Children’s shoes and a cuddly toy left at the Tornillo Port of Entry after a protest by several US mayors against the Trump adminstration’s family separation policy, near El Paso, Texas, Jun 21, 2018. (photo: Brendan Smialowski / AFP / Getty Images)
Every country thinks it can do detention better when it starts these projects. But no good way to conduct mass indefinite detention has yet been devised; the system always degrades.

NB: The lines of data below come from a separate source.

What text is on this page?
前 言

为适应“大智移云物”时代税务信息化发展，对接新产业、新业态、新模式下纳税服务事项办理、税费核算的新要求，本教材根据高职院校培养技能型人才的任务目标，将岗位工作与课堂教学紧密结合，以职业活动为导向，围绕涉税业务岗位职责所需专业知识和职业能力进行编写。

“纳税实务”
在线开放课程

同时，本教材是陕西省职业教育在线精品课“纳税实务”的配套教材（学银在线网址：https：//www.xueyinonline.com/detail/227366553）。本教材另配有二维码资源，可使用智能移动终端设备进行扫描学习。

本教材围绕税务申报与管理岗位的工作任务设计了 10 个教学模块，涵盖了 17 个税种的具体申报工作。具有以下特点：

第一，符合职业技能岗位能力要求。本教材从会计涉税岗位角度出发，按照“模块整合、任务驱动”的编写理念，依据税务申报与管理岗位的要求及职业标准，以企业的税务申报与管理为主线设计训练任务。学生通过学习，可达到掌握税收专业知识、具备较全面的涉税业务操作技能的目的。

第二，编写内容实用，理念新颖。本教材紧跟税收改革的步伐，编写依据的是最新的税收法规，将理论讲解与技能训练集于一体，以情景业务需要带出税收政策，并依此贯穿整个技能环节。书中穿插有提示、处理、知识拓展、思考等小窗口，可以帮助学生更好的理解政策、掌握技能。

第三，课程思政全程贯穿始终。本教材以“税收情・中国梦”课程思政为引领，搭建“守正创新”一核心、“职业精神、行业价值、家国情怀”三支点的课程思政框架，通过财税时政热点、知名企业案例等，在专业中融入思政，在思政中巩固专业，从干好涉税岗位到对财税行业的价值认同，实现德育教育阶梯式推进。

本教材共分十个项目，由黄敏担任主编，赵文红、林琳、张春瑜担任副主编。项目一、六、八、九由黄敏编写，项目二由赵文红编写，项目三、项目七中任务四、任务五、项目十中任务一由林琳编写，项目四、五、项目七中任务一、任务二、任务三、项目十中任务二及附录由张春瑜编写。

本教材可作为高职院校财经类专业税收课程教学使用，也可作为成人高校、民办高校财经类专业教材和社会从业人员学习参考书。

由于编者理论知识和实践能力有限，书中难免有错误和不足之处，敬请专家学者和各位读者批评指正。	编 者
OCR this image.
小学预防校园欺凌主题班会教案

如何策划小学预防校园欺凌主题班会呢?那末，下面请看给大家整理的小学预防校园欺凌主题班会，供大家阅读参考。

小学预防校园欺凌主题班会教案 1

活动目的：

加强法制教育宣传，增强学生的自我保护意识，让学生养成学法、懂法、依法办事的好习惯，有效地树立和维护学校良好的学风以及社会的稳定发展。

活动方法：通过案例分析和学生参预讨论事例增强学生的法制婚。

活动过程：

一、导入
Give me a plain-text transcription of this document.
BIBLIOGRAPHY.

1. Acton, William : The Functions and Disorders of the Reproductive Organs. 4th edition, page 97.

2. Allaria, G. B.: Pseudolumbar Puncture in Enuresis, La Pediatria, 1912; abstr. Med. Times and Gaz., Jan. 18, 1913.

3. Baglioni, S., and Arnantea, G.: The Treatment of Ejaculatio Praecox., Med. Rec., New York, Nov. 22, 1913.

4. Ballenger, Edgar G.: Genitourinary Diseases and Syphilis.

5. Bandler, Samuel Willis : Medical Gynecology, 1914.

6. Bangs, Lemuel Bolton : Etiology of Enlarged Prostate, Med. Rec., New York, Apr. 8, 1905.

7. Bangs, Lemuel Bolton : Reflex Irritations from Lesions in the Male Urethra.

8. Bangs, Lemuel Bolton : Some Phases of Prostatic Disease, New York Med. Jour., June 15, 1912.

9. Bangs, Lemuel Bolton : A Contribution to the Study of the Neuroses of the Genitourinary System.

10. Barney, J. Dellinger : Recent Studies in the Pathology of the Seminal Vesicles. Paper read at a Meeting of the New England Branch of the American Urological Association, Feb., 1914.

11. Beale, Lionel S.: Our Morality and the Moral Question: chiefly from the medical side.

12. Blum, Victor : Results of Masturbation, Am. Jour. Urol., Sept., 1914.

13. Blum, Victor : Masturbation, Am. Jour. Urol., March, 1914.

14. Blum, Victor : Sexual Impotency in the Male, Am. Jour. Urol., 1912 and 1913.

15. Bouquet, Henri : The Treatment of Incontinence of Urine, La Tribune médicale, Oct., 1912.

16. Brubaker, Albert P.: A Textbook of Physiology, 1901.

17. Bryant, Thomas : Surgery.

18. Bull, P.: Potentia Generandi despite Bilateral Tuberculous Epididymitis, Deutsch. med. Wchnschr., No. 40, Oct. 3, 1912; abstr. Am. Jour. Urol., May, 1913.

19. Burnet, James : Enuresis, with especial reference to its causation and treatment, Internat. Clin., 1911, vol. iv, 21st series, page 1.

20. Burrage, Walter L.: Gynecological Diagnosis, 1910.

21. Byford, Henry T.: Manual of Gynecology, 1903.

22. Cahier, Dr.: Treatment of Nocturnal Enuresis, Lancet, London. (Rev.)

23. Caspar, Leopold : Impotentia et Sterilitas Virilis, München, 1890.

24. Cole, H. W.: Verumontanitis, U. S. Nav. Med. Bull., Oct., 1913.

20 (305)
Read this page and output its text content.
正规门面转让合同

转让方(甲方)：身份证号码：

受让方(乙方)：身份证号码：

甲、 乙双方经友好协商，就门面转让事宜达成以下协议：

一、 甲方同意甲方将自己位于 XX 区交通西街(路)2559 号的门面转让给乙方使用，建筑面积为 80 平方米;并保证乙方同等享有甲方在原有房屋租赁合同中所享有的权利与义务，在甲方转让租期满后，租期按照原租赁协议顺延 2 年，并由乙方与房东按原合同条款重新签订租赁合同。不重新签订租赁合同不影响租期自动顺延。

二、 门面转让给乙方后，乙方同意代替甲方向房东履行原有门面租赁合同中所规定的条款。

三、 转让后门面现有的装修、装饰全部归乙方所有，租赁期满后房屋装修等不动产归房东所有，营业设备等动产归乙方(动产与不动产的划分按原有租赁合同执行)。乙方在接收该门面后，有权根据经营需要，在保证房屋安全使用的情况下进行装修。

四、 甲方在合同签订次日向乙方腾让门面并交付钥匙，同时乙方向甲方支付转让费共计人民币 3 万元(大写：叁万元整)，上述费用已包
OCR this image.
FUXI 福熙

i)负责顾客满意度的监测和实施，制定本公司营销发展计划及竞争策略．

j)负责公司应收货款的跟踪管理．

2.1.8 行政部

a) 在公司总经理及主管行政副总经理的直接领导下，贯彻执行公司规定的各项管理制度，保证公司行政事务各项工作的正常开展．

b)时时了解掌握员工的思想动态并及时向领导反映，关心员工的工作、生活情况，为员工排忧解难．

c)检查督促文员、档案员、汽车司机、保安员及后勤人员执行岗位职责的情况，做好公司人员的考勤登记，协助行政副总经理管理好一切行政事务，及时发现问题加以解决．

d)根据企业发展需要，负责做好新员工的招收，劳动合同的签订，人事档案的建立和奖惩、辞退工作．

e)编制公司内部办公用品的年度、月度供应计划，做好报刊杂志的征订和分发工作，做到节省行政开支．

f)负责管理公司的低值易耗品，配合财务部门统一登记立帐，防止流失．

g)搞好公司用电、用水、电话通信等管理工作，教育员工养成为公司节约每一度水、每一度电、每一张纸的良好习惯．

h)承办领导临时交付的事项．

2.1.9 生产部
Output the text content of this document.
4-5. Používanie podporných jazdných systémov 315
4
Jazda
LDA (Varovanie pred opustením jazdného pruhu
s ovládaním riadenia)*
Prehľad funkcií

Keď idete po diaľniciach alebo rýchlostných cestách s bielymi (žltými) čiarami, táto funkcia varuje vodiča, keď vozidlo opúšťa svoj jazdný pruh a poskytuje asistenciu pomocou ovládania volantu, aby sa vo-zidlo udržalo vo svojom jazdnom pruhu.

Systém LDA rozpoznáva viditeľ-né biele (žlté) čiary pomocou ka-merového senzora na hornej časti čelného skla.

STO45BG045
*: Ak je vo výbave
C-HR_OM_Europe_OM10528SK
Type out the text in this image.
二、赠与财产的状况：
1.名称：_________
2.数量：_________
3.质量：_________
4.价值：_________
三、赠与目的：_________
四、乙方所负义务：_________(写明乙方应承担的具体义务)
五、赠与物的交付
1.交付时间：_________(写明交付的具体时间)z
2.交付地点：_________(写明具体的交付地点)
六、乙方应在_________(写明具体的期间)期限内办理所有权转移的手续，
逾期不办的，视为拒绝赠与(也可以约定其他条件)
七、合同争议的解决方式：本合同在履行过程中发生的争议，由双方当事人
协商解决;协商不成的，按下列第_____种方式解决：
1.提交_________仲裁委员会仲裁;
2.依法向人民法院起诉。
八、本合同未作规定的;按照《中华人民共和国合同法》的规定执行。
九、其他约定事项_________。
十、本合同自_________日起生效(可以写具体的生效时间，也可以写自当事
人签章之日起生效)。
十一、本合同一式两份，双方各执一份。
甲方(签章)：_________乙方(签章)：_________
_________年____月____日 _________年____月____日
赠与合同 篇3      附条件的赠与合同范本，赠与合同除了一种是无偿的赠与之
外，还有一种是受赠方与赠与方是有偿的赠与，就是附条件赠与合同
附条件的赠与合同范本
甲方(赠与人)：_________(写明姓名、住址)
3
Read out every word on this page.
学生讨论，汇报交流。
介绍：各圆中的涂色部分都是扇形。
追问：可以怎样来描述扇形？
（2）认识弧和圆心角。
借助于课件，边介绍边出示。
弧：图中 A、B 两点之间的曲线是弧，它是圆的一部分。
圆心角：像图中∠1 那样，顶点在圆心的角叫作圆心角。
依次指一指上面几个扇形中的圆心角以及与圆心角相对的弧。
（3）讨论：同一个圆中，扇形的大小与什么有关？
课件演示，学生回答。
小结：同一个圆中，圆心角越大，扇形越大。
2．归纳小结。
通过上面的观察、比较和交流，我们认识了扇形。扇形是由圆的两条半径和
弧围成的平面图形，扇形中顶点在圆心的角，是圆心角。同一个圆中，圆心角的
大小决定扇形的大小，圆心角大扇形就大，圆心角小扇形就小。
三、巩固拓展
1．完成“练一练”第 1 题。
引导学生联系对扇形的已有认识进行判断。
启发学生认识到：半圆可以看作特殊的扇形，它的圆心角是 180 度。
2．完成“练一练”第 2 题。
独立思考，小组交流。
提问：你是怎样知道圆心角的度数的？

By Andrew Pitzer | The New York Review of Books | Jun 21, 2019

Concentration camps . . . don’t typically result from the theft of land, as happened with Native Americans, or owning human beings in a system of forced labor, as in the slave trade. Exile, theft, and forced labor can come later, but in the beginning, detention itself is usually the point of concentration camps. By the end of the Nineteenth Century, the mass production of barbed wire and machines guns made this kind of detention possible and practical in ways it never had been before.

On Monday, New York Congresswoman Alexandria Ocasio-Cortez referred to US border detention facilities as “concentration camps,” spurring a backlash in which critics accused her of demeaning the memory of those who died in the Holocaust. Debates raged over a label for what is happening along the southern border and grew louder as the week rolled on. But even this back-and-forth over naming the camps has been a recurrent feature in the mass detention of civilians ever since its inception, a history that long predates the Holocaust.

At the heart of such policy is a question: What does a country owe desperate people whom it does not consider to be its citizens? The twentieth century posed this question to the world just as the shadow of global conflict threatened for the second time in less than three decades. The dominant response was silence, and the doctrine of absolute national sovereignty meant that what a state did to people under its control, within its borders, was nobody else’s business. After the harrowing toll of the Holocaust with the murder of millions, the world revisited its answer, deciding that perhaps something was owed to those in mortal danger. From the Fourth Geneva Convention protecting civilians in 1949 to the 1989 Convention on the Rights of the Child, the international community established humanitarian obligations toward the most vulnerable that apply, at least in theory, to all nations.